Coincoin et les z’inhumains – Bruno Dumont – 2018

01. Coincoin et les z'inhumains - Bruno Dumont - 2018L’attaque des clowns.

   6.0   Ptit Quinquin, il y a quatre ans, m’avait semblé faire office de promesse : J’avais perdu mon Dumont, j’en trouvais un autre, son versant comique, qui ne me séduisait pas entièrement mais parvenait à produire un peu d’exaltation ici et là et surtout à se renouveler tout en restant dans sa syntaxe. Ma Loute puis Jeannette ont tout brisé. Au point que je craignais de revoir ses premiers films. Dieu merci, je les ai revu et les aime autant sinon davantage, à l’image de Hors satan et Hadewijch. Je n’étais pas vraiment serein : à la fois très excité et très fébrile à l’idée de retrouver Quinquin et le tournant de cette filmographie. Et je suis mitigé.

     A la fois je suis content de retrouver cet univers, surtout dans sa mutation apocalyptique à base d’extraterrestres flaques eud’brin / clones de personnages bref une sorte de mix entre un 2001 boueux et une version cheap d’Invasion of the body snatchers. Bref : « C’est le monde moderne, Carpentier ». J’ai eu de beaux moments devant Coincoin. Parfois franchement ri « Non mais c’est quoi ce BORDEL, là ? » et parfois trouvé ça très beau : Tout dès l’instant que Coincoin est dans les parages et aussi bien quand il est en compagnie de l’gros, Eve (qui entre-temps s’est amourachée d’une fille) ou sa nouvelle conquête du camping. C’est d’ailleurs lorsque Dumont le réunit lui et le commandant, lors du quatrième épisode « L’apocalypse » durant la filature des extraterrestres, que je n’ai plus aucune réserve.
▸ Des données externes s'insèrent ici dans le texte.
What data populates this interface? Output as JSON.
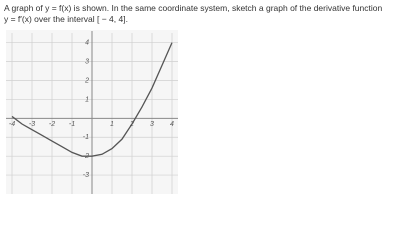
{
  "question": {
    "line1": "A graph of y = f(x) is shown. In the same coordinate system, sketch a graph of the derivative function",
    "line2": "y = f′(x) over the interval [ − 4, 4]."
  },
  "chart_data": {
    "type": "line",
    "x": [
      -4,
      -3.5,
      -3,
      -2.5,
      -2,
      -1.5,
      -1,
      -0.5,
      0,
      0.5,
      1,
      1.5,
      2,
      2.5,
      3,
      3.5,
      4
    ],
    "series": [
      {
        "name": "y = f(x)",
        "color": "#555555",
        "values": [
          0.1,
          -0.3,
          -0.6,
          -0.9,
          -1.2,
          -1.5,
          -1.8,
          -2,
          -2,
          -1.9,
          -1.6,
          -1.1,
          -0.3,
          0.6,
          1.6,
          2.8,
          4
        ]
      }
    ],
    "xlim": [
      -4.3,
      4.3
    ],
    "ylim": [
      -4,
      4.3
    ],
    "xticks": [
      -4,
      -3,
      -2,
      -1,
      1,
      2,
      3,
      4
    ],
    "yticks": [
      -3,
      -2,
      -1,
      1,
      2,
      3,
      4
    ],
    "grid": true
  }
}
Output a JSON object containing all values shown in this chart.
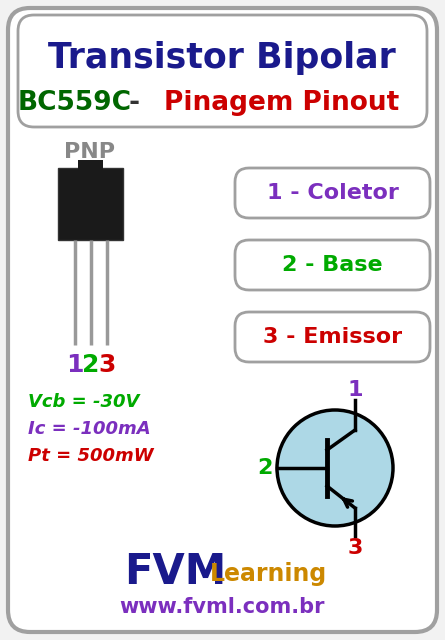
{
  "title1": "Transistor Bipolar",
  "title2_part1": "BC559C",
  "title2_sep": " - ",
  "title2_part2": "Pinagem Pinout",
  "type_label": "PNP",
  "pin_labels": [
    "1",
    "2",
    "3"
  ],
  "pin_colors": [
    "#7B2FBE",
    "#00AA00",
    "#CC0000"
  ],
  "pin_names": [
    "1 - Coletor",
    "2 - Base",
    "3 - Emissor"
  ],
  "pin_name_colors": [
    "#7B2FBE",
    "#00AA00",
    "#CC0000"
  ],
  "specs": [
    "Vcb = -30V",
    "Ic = -100mA",
    "Pt = 500mW"
  ],
  "specs_colors": [
    "#00AA00",
    "#7B2FBE",
    "#CC0000"
  ],
  "fvm_color": "#1A1A8C",
  "learning_color": "#CC8800",
  "url_color": "#7B2FBE",
  "bg_color": "#F2F2F2",
  "outer_border_color": "#A0A0A0",
  "transistor_circle_color": "#ADD8E6",
  "transistor_circle_edge": "#000000",
  "transistor_line_color": "#000000",
  "title1_color": "#1A1A8C",
  "title2_color1": "#006600",
  "title2_color2": "#CC0000",
  "title2_dash_color": "#333333",
  "pnp_label_color": "#888888"
}
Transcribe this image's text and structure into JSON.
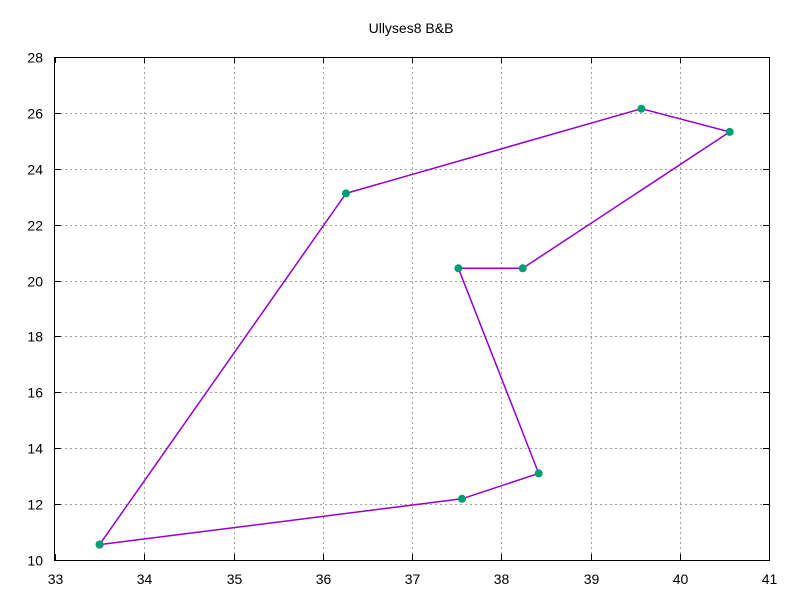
{
  "chart_data": {
    "type": "line",
    "title": "Ullyses8 B&B",
    "xlabel": "",
    "ylabel": "",
    "xlim": [
      33,
      41
    ],
    "ylim": [
      10,
      28
    ],
    "xticks": [
      33,
      34,
      35,
      36,
      37,
      38,
      39,
      40,
      41
    ],
    "yticks": [
      10,
      12,
      14,
      16,
      18,
      20,
      22,
      24,
      26,
      28
    ],
    "grid": true,
    "line_color": "#9400d3",
    "marker_color": "#009e73",
    "series": [
      {
        "points": [
          {
            "x": 33.5,
            "y": 10.55
          },
          {
            "x": 36.26,
            "y": 23.12
          },
          {
            "x": 39.57,
            "y": 26.15
          },
          {
            "x": 40.56,
            "y": 25.32
          },
          {
            "x": 38.24,
            "y": 20.44
          },
          {
            "x": 37.52,
            "y": 20.44
          },
          {
            "x": 38.42,
            "y": 13.1
          },
          {
            "x": 37.56,
            "y": 12.19
          },
          {
            "x": 33.5,
            "y": 10.55
          }
        ]
      }
    ]
  }
}
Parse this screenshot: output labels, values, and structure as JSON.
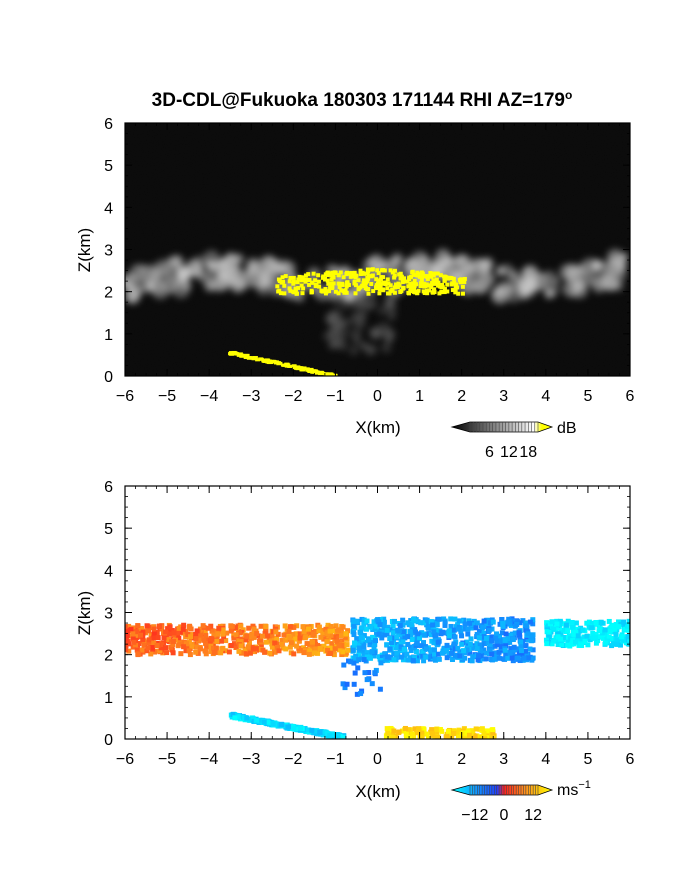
{
  "chart_data": [
    {
      "type": "heatmap",
      "title": "3D-CDL@Fukuoka 180303 171144 RHI AZ=179",
      "title_superscript": "o",
      "xlabel": "X(km)",
      "ylabel": "Z(km)",
      "xlim": [
        -6,
        6
      ],
      "ylim": [
        0,
        6
      ],
      "x_ticks": [
        "−6",
        "−5",
        "−4",
        "−3",
        "−2",
        "−1",
        "0",
        "1",
        "2",
        "3",
        "4",
        "5",
        "6"
      ],
      "y_ticks": [
        "0",
        "1",
        "2",
        "3",
        "4",
        "5",
        "6"
      ],
      "background": "noise (black/dark gray)",
      "colorbar": {
        "unit": "dB",
        "ticks": [
          "6",
          "12",
          "18"
        ],
        "range": [
          0,
          21
        ],
        "colors": [
          "#000000",
          "#ffffff",
          "#ffff00"
        ]
      },
      "features": [
        {
          "name": "cloud layer",
          "x": [
            -6,
            6
          ],
          "z": [
            1.9,
            2.8
          ],
          "value_db": 12
        },
        {
          "name": "strong echo core",
          "x": [
            -2.4,
            2.1
          ],
          "z": [
            1.9,
            2.5
          ],
          "value_db": 19
        },
        {
          "name": "low-level echo",
          "x": [
            -3.5,
            -1.0
          ],
          "z": [
            0.0,
            0.55
          ],
          "value_db": 19
        }
      ]
    },
    {
      "type": "heatmap",
      "xlabel": "X(km)",
      "ylabel": "Z(km)",
      "xlim": [
        -6,
        6
      ],
      "ylim": [
        0,
        6
      ],
      "x_ticks": [
        "−6",
        "−5",
        "−4",
        "−3",
        "−2",
        "−1",
        "0",
        "1",
        "2",
        "3",
        "4",
        "5",
        "6"
      ],
      "y_ticks": [
        "0",
        "1",
        "2",
        "3",
        "4",
        "5",
        "6"
      ],
      "colorbar": {
        "unit": "ms",
        "unit_superscript": "−1",
        "ticks": [
          "−12",
          "0",
          "12"
        ],
        "range": [
          -14,
          14
        ],
        "colors": [
          "#00ffff",
          "#1f3fff",
          "#ff1e1e",
          "#ff8c1e",
          "#ffff00"
        ]
      },
      "features": [
        {
          "name": "cloud layer west",
          "x": [
            -6,
            -0.7
          ],
          "z": [
            2.0,
            2.7
          ],
          "value_ms": 7
        },
        {
          "name": "cloud layer east",
          "x": [
            -0.6,
            3.7
          ],
          "z": [
            1.85,
            2.85
          ],
          "value_ms": -9
        },
        {
          "name": "cloud layer far east",
          "x": [
            4.0,
            6.0
          ],
          "z": [
            2.2,
            2.8
          ],
          "value_ms": -13
        },
        {
          "name": "low-level echo west",
          "x": [
            -3.5,
            -0.8
          ],
          "z": [
            0.0,
            0.55
          ],
          "value_ms": -12
        },
        {
          "name": "low-level echo east",
          "x": [
            0.2,
            2.8
          ],
          "z": [
            0.0,
            0.25
          ],
          "value_ms": 12
        }
      ]
    }
  ]
}
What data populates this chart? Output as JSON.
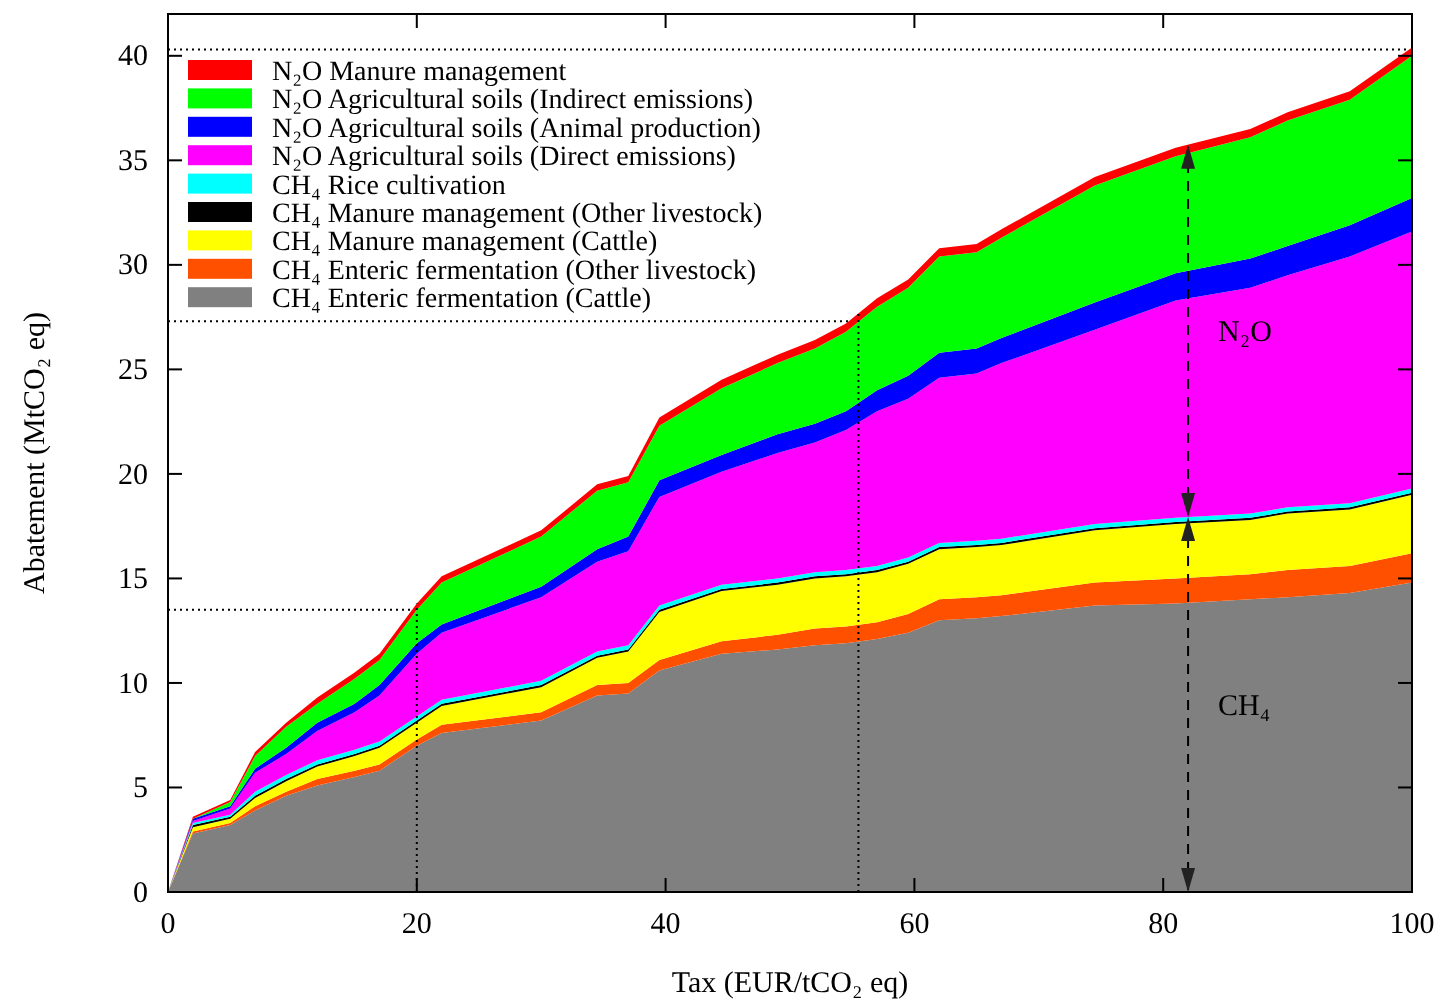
{
  "chart_data": {
    "type": "area",
    "stacked": true,
    "xlabel": "Tax (EUR/tCO₂ eq)",
    "ylabel": "Abatement (MtCO₂ eq)",
    "x": [
      0,
      2,
      5,
      7,
      9.5,
      12,
      15,
      17,
      20,
      22,
      30,
      34.5,
      37,
      39.5,
      44.5,
      49,
      52,
      54.5,
      57,
      59.5,
      62,
      65,
      67,
      74.5,
      81,
      87,
      90,
      95,
      100
    ],
    "xlim": [
      0,
      100
    ],
    "xticks": [
      0,
      20,
      40,
      60,
      80,
      100
    ],
    "ylim": [
      0,
      42
    ],
    "yticks": [
      0,
      5,
      10,
      15,
      20,
      25,
      30,
      35,
      40
    ],
    "grid": false,
    "legend": "top left",
    "series": [
      {
        "name": "CH₄ Enteric fermentation (Cattle)",
        "color": "#808080",
        "values": [
          0,
          2.8,
          3.2,
          3.9,
          4.6,
          5.1,
          5.5,
          5.8,
          7.0,
          7.6,
          8.2,
          9.4,
          9.5,
          10.6,
          11.4,
          11.6,
          11.8,
          11.9,
          12.1,
          12.4,
          13.0,
          13.1,
          13.2,
          13.7,
          13.8,
          14.0,
          14.1,
          14.3,
          14.8
        ]
      },
      {
        "name": "CH₄ Enteric fermentation (Other livestock)",
        "color": "#ff5000",
        "values": [
          0,
          0.1,
          0.1,
          0.2,
          0.2,
          0.3,
          0.3,
          0.3,
          0.3,
          0.4,
          0.4,
          0.5,
          0.5,
          0.5,
          0.6,
          0.7,
          0.8,
          0.8,
          0.8,
          0.9,
          1.0,
          1.0,
          1.0,
          1.1,
          1.2,
          1.2,
          1.3,
          1.3,
          1.4
        ]
      },
      {
        "name": "CH₄ Manure management (Cattle)",
        "color": "#ffff00",
        "values": [
          0,
          0.2,
          0.2,
          0.4,
          0.5,
          0.6,
          0.7,
          0.8,
          0.8,
          0.9,
          1.2,
          1.3,
          1.5,
          2.3,
          2.4,
          2.4,
          2.4,
          2.4,
          2.4,
          2.4,
          2.4,
          2.4,
          2.4,
          2.5,
          2.6,
          2.6,
          2.7,
          2.7,
          2.8
        ]
      },
      {
        "name": "CH₄ Manure management (Other livestock)",
        "color": "#000000",
        "values": [
          0,
          0.1,
          0.1,
          0.1,
          0.1,
          0.1,
          0.1,
          0.1,
          0.1,
          0.1,
          0.1,
          0.1,
          0.1,
          0.1,
          0.1,
          0.1,
          0.1,
          0.1,
          0.1,
          0.1,
          0.1,
          0.1,
          0.1,
          0.1,
          0.1,
          0.1,
          0.1,
          0.1,
          0.1
        ]
      },
      {
        "name": "CH₄ Rice cultivation",
        "color": "#00ffff",
        "values": [
          0,
          0.1,
          0.1,
          0.2,
          0.2,
          0.2,
          0.2,
          0.2,
          0.2,
          0.2,
          0.2,
          0.2,
          0.2,
          0.2,
          0.2,
          0.2,
          0.2,
          0.2,
          0.2,
          0.2,
          0.2,
          0.2,
          0.2,
          0.2,
          0.2,
          0.2,
          0.2,
          0.2,
          0.2
        ]
      },
      {
        "name": "N₂O Agricultural soils (Direct emissions)",
        "color": "#ff00ff",
        "values": [
          0,
          0.1,
          0.3,
          0.9,
          1.0,
          1.4,
          1.8,
          2.2,
          3.0,
          3.2,
          4.0,
          4.3,
          4.5,
          5.2,
          5.4,
          6.0,
          6.2,
          6.7,
          7.4,
          7.6,
          7.9,
          8.0,
          8.4,
          9.3,
          10.4,
          10.8,
          11.1,
          11.8,
          12.3
        ]
      },
      {
        "name": "N₂O Agricultural soils (Animal production)",
        "color": "#0000ff",
        "values": [
          0,
          0.1,
          0.1,
          0.2,
          0.3,
          0.4,
          0.4,
          0.5,
          0.5,
          0.4,
          0.5,
          0.6,
          0.7,
          0.8,
          0.8,
          0.9,
          0.9,
          0.9,
          1.0,
          1.1,
          1.2,
          1.2,
          1.2,
          1.3,
          1.3,
          1.4,
          1.4,
          1.5,
          1.6
        ]
      },
      {
        "name": "N₂O Agricultural soils (Indirect emissions)",
        "color": "#00ff00",
        "values": [
          0,
          0,
          0.2,
          0.6,
          1.0,
          0.9,
          1.2,
          1.2,
          1.6,
          2.0,
          2.4,
          2.8,
          2.6,
          2.6,
          3.2,
          3.4,
          3.6,
          3.8,
          4.0,
          4.2,
          4.6,
          4.6,
          4.8,
          5.6,
          5.6,
          5.8,
          6.0,
          6.0,
          6.8
        ]
      },
      {
        "name": "N₂O Manure management",
        "color": "#ff0000",
        "values": [
          0,
          0.1,
          0.1,
          0.2,
          0.2,
          0.3,
          0.3,
          0.3,
          0.3,
          0.3,
          0.3,
          0.3,
          0.3,
          0.4,
          0.4,
          0.4,
          0.4,
          0.4,
          0.4,
          0.4,
          0.4,
          0.4,
          0.4,
          0.4,
          0.4,
          0.4,
          0.4,
          0.4,
          0.4
        ]
      }
    ],
    "ref_lines": [
      {
        "axis": "y",
        "value": 40.3,
        "line_style": "dotted"
      },
      {
        "axis": "y",
        "value": 27.3,
        "line_style": "dotted"
      },
      {
        "axis": "y",
        "value": 13.5,
        "line_style": "dotted"
      },
      {
        "axis": "x",
        "value": 20,
        "line_style": "dotted"
      },
      {
        "axis": "x",
        "value": 55.5,
        "line_style": "dotted"
      }
    ],
    "annotations": [
      "N₂O",
      "CH₄"
    ]
  }
}
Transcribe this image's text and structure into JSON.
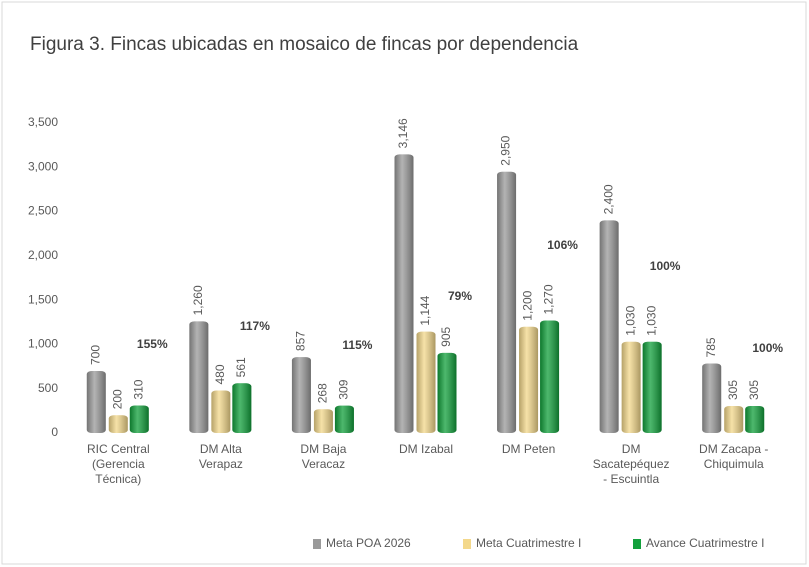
{
  "chart_data": {
    "type": "bar",
    "title": "Figura 3. Fincas ubicadas en mosaico de fincas por dependencia",
    "categories": [
      [
        "RIC Central",
        "(Gerencia",
        "Técnica)"
      ],
      [
        "DM Alta",
        "Verapaz"
      ],
      [
        "DM Baja",
        "Veracaz"
      ],
      [
        "DM Izabal"
      ],
      [
        "DM Peten"
      ],
      [
        "DM",
        "Sacatepéquez",
        "- Escuintla"
      ],
      [
        "DM Zacapa -",
        "Chiquimula"
      ]
    ],
    "series": [
      {
        "name": "Meta POA 2026",
        "color": "#9a9a9a",
        "values": [
          700,
          1260,
          857,
          3146,
          2950,
          2400,
          785
        ],
        "value_labels": [
          "700",
          "1,260",
          "857",
          "3,146",
          "2,950",
          "2,400",
          "785"
        ]
      },
      {
        "name": "Meta Cuatrimestre I",
        "color": "#f3d88b",
        "values": [
          200,
          480,
          268,
          1144,
          1200,
          1030,
          305
        ],
        "value_labels": [
          "200",
          "480",
          "268",
          "1,144",
          "1,200",
          "1,030",
          "305"
        ]
      },
      {
        "name": "Avance Cuatrimestre I",
        "color": "#12a03c",
        "values": [
          310,
          561,
          309,
          905,
          1270,
          1030,
          305
        ],
        "value_labels": [
          "310",
          "561",
          "309",
          "905",
          "1,270",
          "1,030",
          "305"
        ]
      }
    ],
    "annotations": [
      "155%",
      "117%",
      "115%",
      "79%",
      "106%",
      "100%",
      "100%"
    ],
    "ylim": [
      0,
      3500
    ],
    "yticks": [
      0,
      500,
      {
        "value": 1000,
        "label": "1,000"
      },
      {
        "value": 1500,
        "label": "1,500"
      },
      {
        "value": 2000,
        "label": "2,000"
      },
      {
        "value": 2500,
        "label": "2,500"
      },
      {
        "value": 3000,
        "label": "3,000"
      },
      {
        "value": 3500,
        "label": "3,500"
      }
    ],
    "legend": "bottom"
  }
}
     Je me suis aussi un peu ennuyé. Trop abasourdi par cet humour d’une lourdeur sinistre. Quand on répète trois fois le même gag de Buster Keaton puis trois fois le même gag de Jacques Tati, je finis en effet par trouver ça un tout petit lourd. D’autant que c’est la partie visible de l’iceberg, là. La partie immergée c’est tout ce qui touche aux gendarmes. Mon dieu, le calvaire. Ils m’avaient déjà gonflé dans Quinquin, qui s’en trouvait déséquilibré par leur temps de présence, mais là c’est le ponpon : avalanches de grimaces, d’expressions imbitables, regards caméra, voitures penchées. Disons qu’ils me font marrer cinq minutes : Sur une réplique « Ma main à couper que cet oiseaux n’est pas humain, Carpentier » ou une mimique lorsqu’ils apparaissent dans une scène mais Dumont étire tellement leur temps à l’écran, c’est trop. Moi je veux surtout voir Coincoin et ses potes. Voir Coincoin éberlué, lâcher des « Putain, ils sont dingues, tous ». Ça ne m’a ceci dit pas empêché de me marrer, notamment durant le très beau troisième épisode « D’la glu » pourtant quasi monopolisé par nos chers gendarmes.

     Malgré tout, c’était chouette. Moins que Quinquin puisque d’une part l’effet de surprise s’est volatilisé et d’autre part on a gagné en slapstick ce qu’on a perdu en poésie. Mais il y a des idées, des tentatives, des trucs qu’on ne voit nulle part ailleurs, ne serait-ce que dans son côté carnavalesque, ses personnages secondaires abracadabrants (le médecin légiste, les prêtres), ses lieux dingues (un tunnel, un camping, une ferme, un quartier résidentiel, un camp de migrants). Esprit carnaval qui se concrétise à la toute fin dans une séquence très belle, lumineuse (mais j’imagine qu’on peut aussi la trouver pantouflarde) où se croisent de nombreuses apparitions de ces quatre épisodes, des chevaux blancs, les jeunes, les gendarmes, les migrants. Tout le monde. On y croise même Ch’tiderman. Et puis quand je repense à la phrase du fermier « Je me fais attaqué par un goéland et y a ces deux couillons qui tournent en rond » je me dis que c’était quatre belles heures, tout de même.